On our way home from the grocery store the other night, Rob and I walked past a Thai restaurant in our neighborhood and it reminded me of a bad day I had in July. Rice noodles in savory beef broth or topped with peanut sauce and bean sprouts are sort of my comfort food, so whenever I'm sad or upset (or just hungry), you can usually find me ordering Pad Thai takeout (or a big huge bowl of pho). We got food from there once but haven't been back, even though it's within walking distance.
As we walked down the street, grocery bags in hand on our way home together, that restaurant on the corner said hey, you live here in a way that nothing else really has so far here in Charlotte.
In July, Rob was already working here during the week and I was in Minneapolis packing up our stuff. He'd come home on the weekends and we'd do all of the things we used to do when he lived there and I was the one visiting--Modern Times breakfasts and happy hours at Chino Latino and visits to kooky bookstores with almond milk lattes in hand. It was fun and it felt like vacation and one weekend he stayed and I came to Charlotte for the week, where we stayed at the Residence Inn he had been living out of. One night I felt overwhelmed and anxious, so we picked up two orders of Pad Thai and ate them in bed at our hotel while we watched whatever was on TV. I never felt like I lived somewhere less than at that moment, crying into my Styrofoam container of not-spicy-enough noodles.
We always said we were going to stay in Charlotte and I think we will, which is why we haven't yet put much effort into getting to know it. There's no rush like there was in Minneapolis, where we spent only a year and a half combined. Rob was there for six months alone and then I joined him from August to August and we went to museums and concerts and as many restaurants as possible. We saw lakes and walked around Minnehaha Falls. We went to Wisconsin twice and drove to Chicago once and felt very much a part of the Midwest. And we ate the best Pad Thai from a little hole-in-the-wall place down the street from our apartment on a regular basis.

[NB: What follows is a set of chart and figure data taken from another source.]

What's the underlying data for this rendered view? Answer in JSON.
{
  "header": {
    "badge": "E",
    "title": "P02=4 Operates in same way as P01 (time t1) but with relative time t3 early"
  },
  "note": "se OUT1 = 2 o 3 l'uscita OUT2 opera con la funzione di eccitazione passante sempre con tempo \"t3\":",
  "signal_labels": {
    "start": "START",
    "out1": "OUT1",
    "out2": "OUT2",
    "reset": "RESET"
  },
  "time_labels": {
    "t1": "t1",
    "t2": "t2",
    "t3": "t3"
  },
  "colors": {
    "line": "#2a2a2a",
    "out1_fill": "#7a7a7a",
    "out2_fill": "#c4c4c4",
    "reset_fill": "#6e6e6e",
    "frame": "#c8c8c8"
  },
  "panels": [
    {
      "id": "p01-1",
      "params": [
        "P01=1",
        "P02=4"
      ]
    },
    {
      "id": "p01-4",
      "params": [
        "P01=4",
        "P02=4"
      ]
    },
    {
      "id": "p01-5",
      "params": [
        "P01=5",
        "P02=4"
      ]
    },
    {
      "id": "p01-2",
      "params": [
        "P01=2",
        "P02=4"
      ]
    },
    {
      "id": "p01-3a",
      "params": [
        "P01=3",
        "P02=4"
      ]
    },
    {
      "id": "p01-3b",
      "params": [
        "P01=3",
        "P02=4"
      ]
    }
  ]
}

I look back on Minneapolis as this dreamy little pocket of time in our lives where the climate was extreme and most of the time we felt like we were living in a different world more than just a different state. We planned our wedding and got married and came home from our honeymoon to our first married summer and it was the best. I packed up our apartment and thought man, this is going to be hard to top.
But Charlotte is where we will celebrate our first married anniversary, and where we get a dog, and it's where we hang things on the wall without worrying about having to take it all down in eight months and fill the holes with that pink caulk that turns white when it dries. It might even be where we have children. We wake up and live regular days and we meet for lunch or coffee and we take the train and we walk everywhere and on the weekends we sleep in and I make eggs and we don't always go out much but our apartment really feels like home.
I think it was a literary criticism class where we talked a bit about vertical moments in stories; how books need horizontal ones as well--not just action, but quiet passages, too--and that's so true, isn't it? Because so much of life happens in the in-between. Even if it isn't snowing, and even if the Pad Thai you get one day when you're sad isn't that good.
So we walk to the grocery store and on our way home we quietly pass that Thai restaurant on the corner and I think hey, I live here and it's good.